Theodoros Manousis (Θεόδωρος Μανούσης; 1793–1858) was a Greek historian, judge, benefactor, archaeologist and the first professor of history of the University of Athens.

== Biography ==
Manousis was born in 1793 in Siatista, then Ottoman Empire (now Greece). His father was a rich merchant and sent him study in the Leipzig University and later in the University of Göttingen. He met with Theoklitos Farmakidis and with him he was briefly the director of the Hermes o Logios. He was imprisoned for a while by the Austrian authorities for revolutionary activities.

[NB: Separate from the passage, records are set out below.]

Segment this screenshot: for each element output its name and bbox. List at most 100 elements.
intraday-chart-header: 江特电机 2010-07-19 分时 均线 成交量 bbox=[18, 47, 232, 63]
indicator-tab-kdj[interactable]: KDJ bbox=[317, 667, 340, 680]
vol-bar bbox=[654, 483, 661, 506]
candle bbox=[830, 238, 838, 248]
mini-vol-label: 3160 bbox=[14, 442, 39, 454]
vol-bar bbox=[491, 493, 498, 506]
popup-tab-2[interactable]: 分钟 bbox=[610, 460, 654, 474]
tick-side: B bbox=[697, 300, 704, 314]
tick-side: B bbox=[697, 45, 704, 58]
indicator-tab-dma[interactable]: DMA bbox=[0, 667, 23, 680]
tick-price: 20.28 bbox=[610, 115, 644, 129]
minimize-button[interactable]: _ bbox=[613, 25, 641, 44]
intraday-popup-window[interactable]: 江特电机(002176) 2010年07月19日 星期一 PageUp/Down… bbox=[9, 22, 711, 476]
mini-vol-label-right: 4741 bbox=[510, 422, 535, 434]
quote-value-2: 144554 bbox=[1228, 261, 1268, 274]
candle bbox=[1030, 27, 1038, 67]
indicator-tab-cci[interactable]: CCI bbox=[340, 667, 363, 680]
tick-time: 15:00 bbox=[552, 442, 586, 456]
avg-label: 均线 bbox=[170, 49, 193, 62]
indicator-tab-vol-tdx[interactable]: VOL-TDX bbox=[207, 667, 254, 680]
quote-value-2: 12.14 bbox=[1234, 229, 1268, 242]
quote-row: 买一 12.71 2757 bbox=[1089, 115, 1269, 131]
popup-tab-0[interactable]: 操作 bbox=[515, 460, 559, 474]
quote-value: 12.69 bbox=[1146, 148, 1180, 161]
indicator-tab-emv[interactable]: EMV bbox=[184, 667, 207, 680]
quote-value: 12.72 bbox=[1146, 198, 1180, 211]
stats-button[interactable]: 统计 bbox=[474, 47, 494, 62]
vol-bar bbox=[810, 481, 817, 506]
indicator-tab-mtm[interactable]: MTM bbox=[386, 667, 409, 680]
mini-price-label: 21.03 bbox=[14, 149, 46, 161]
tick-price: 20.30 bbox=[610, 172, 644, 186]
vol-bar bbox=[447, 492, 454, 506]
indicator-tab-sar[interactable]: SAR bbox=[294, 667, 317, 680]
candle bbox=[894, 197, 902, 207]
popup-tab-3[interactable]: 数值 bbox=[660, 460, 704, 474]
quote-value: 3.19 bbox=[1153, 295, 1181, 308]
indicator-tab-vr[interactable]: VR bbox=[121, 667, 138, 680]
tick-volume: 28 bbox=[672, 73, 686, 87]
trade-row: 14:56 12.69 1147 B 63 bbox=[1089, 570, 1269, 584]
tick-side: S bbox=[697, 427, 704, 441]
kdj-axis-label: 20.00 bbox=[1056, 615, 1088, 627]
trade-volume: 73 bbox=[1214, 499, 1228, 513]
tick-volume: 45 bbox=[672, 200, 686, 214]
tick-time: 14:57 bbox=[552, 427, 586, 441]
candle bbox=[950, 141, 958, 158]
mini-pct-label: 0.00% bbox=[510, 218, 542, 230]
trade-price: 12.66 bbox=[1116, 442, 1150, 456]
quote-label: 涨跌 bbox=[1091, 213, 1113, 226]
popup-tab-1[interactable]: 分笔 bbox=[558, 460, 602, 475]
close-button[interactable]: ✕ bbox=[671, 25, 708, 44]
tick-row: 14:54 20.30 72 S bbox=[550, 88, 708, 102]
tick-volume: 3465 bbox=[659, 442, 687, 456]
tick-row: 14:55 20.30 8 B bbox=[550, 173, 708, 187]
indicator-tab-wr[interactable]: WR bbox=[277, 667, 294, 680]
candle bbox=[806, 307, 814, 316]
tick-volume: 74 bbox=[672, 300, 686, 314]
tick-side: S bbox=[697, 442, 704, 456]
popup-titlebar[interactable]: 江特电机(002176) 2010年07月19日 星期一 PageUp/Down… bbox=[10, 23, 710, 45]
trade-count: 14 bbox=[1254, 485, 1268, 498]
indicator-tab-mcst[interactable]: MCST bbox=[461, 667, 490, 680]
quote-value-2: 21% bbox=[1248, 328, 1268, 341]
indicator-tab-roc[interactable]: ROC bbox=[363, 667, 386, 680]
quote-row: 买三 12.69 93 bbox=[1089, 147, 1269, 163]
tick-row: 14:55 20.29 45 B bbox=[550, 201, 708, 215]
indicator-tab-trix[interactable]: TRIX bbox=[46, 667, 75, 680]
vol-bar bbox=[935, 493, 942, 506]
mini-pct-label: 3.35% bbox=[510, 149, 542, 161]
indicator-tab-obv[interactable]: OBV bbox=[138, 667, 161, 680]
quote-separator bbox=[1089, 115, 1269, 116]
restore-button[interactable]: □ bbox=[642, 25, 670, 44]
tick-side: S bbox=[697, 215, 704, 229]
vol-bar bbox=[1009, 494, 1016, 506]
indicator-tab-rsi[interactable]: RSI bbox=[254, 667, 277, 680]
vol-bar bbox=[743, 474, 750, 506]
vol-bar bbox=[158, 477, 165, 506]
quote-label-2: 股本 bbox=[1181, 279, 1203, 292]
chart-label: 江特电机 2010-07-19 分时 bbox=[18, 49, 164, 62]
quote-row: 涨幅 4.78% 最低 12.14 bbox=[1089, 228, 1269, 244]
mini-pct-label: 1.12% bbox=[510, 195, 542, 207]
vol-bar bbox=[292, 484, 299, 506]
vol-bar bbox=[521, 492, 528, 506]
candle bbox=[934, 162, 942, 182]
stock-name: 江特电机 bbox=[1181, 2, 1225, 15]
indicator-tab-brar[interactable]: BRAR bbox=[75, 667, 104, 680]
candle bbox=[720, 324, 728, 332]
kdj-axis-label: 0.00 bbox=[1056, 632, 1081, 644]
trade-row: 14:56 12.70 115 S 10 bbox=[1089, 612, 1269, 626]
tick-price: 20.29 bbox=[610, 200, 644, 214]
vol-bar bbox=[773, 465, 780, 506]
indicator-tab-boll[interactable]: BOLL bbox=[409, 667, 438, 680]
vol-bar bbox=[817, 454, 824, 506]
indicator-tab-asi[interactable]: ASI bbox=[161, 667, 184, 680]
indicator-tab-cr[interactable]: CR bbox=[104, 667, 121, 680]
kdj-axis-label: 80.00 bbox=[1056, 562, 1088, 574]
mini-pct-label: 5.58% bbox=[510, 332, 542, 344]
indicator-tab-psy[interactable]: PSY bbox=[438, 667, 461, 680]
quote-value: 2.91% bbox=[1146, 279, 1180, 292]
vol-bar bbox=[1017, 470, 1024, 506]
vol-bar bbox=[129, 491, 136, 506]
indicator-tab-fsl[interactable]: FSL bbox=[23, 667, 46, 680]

He continued his studies in 1828 in Italy in history and archaeology, and returned to Greece in 1830. Initially he served as a judge in the Supreme Civil and Criminal Court of Greece and as royal commissioner of the Church of Greece (1835-1843). From the first year the foundation of the University of Athens, and for about twenty years (1840-1858), he was appointed as a professor teaching history. He was elected rector in the academic year 1845-1846, while in the academic year 1849-1850 he was dean of the Philosophical School.

He died in 1858 in Athens, at the age of 65, inheriting all his fortune at charities and at the University of Athens which established the Manousios Library in his hometown, Siatista, housing more than 5.000 books.